There are lots of fields available for export: Word, Simplified, Traditional, Simplified[Traditional], Pinyin (Tones), Pinyin (Numbers), English Definition, Sentence, Cloze Sentence, Frequency, % Frequency, Cumulative Frequency, First Occurrence. And you have the option of selecting as many fields as you want to export, so there is a lot of flexibility.
I'm not really sure what the difference between Word and Simplified is, since I exported both fields and they are the same in my test set. Perhaps it depends on what format the original document that the word came from uses. All of my texts were imported in Simplified.
Most of the other fields seem self explanatory. I'm not sure what dictionary is used, but each word has several of the most common definitions separated by "/". My test set seemed to import fine into Microsoft Excel as a Tab delineated file.
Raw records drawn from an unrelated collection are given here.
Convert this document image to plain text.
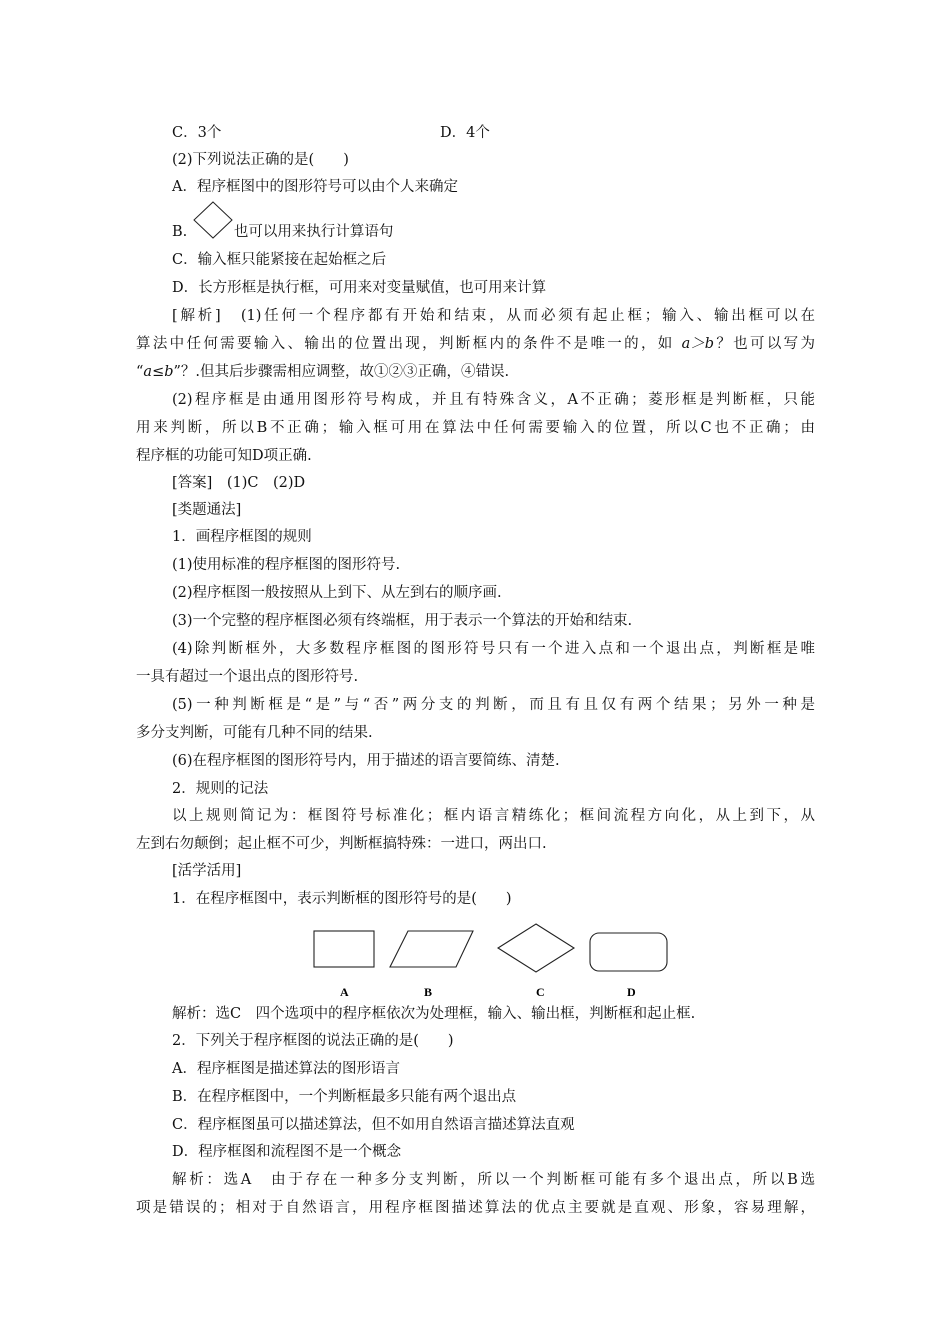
C．3个	D．4个
(2)下列说法正确的是(　　)
A．程序框图中的图形符号可以由个人来确定
B.	也可以用来执行计算语句
C．输入框只能紧接在起始框之后
D．长方形框是执行框，可用来对变量赋值，也可用来计算
[解析]　(1)任何一个程序都有开始和结束，从而必须有起止框；输入、输出框可以在
算法中任何需要输入、输出的位置出现，判断框内的条件不是唯一的，如 a＞b？也可以写为
“a≤b”？.但其后步骤需相应调整，故①②③正确，④错误.
(2)程序框是由通用图形符号构成，并且有特殊含义，A不正确；菱形框是判断框，只能
用来判断，所以B不正确；输入框可用在算法中任何需要输入的位置，所以C也不正确；由
程序框的功能可知D项正确.
[答案]　(1)C　(2)D
[类题通法]
1．画程序框图的规则
(1)使用标准的程序框图的图形符号.
(2)程序框图一般按照从上到下、从左到右的顺序画.
(3)一个完整的程序框图必须有终端框，用于表示一个算法的开始和结束.
(4)除判断框外，大多数程序框图的图形符号只有一个进入点和一个退出点，判断框是唯
一具有超过一个退出点的图形符号.
(5)一种判断框是“是”与“否”两分支的判断，而且有且仅有两个结果；另外一种是
多分支判断，可能有几种不同的结果.
(6)在程序框图的图形符号内，用于描述的语言要简练、清楚.
2．规则的记法
以上规则简记为：框图符号标准化；框内语言精练化；框间流程方向化，从上到下，从
左到右勿颠倒；起止框不可少，判断框搞特殊：一进口，两出口.
[活学活用]
1．在程序框图中，表示判断框的图形符号的是(　　)
A	B	C	D
解析：选C　四个选项中的程序框依次为处理框，输入、输出框，判断框和起止框.
2．下列关于程序框图的说法正确的是(　　)
A．程序框图是描述算法的图形语言
B．在程序框图中，一个判断框最多只能有两个退出点
C．程序框图虽可以描述算法，但不如用自然语言描述算法直观
D．程序框图和流程图不是一个概念
解析：选A　由于存在一种多分支判断，所以一个判断框可能有多个退出点，所以B选
项是错误的；相对于自然语言，用程序框图描述算法的优点主要就是直观、形象，容易理解，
One very interesting part of the Chinese Text Analyzer is its ability to export Sentences where your word is found. It seems to be exporting the sentence that has the first occasion of the word. I did notice that when I exported the "Sentences" and "Cloze Sentences" fields, some of the fields exported with the previous sentence's period preceding it. An example:
Other than the leading period, it seems to parse the sentences well. Not all of the 100 words I exported in my test set had a leading period, but the majority of them did. It may have something to do with the source document I used, so this may vary for other people, I don't know.
I also tested the export function with both the Sentences field and Cloze Sentences field exported. I am not sure why, but some of the rows imported weird into Excel. As in the Cloze sentence was cut off and put into a second row. I don't know if this has to do with tabs being in the actual text giving it problems or not.
This example was exported with the fields: Word, Simplified, Traditional, English Definition, Sentence, Cloze Sentence. You can see that the Cloze sentence got put on the second row.
/to walk/to go/to run/to move (of vehicle)/to visit/to leave/to go away/to die (euph.)/from/through/away (in compound verbs, such as 撤走)/to change (shape, form, meaning)/
楔子 张 天 师 祈 禳 瘟疫 洪 太 尉 误 走 妖魔
楔子 张 天 师 祈 禳 瘟疫 洪 太 尉 误 [...] 妖魔
This is the sentence in context of the actual text. Note that it is not an actual sentence, there are no periods (and no leading period) but it is followed by a return.
楔子 张天师祈禳瘟疫 洪太尉误走妖魔
I think the problem occurs when there is an Enter/return at the end of the sentence that the program picks. I haven't investigated this extensively, but I thought I would let you know there may be a slight bug with exporting of sentence fields. This of course is probably dependent on the quality of the text you are deriving the sentences from, I understand. But I think it might be worth investigating and seeing if these small issues are repeatable and can be fixed before the big release.
Overall I think the program is pretty useful and seems good. These were just some comments that I had while extensively exploring the program for a full day or so. I will try some more extensive reading using the program in the next few weeks and I'll give an update if necessary.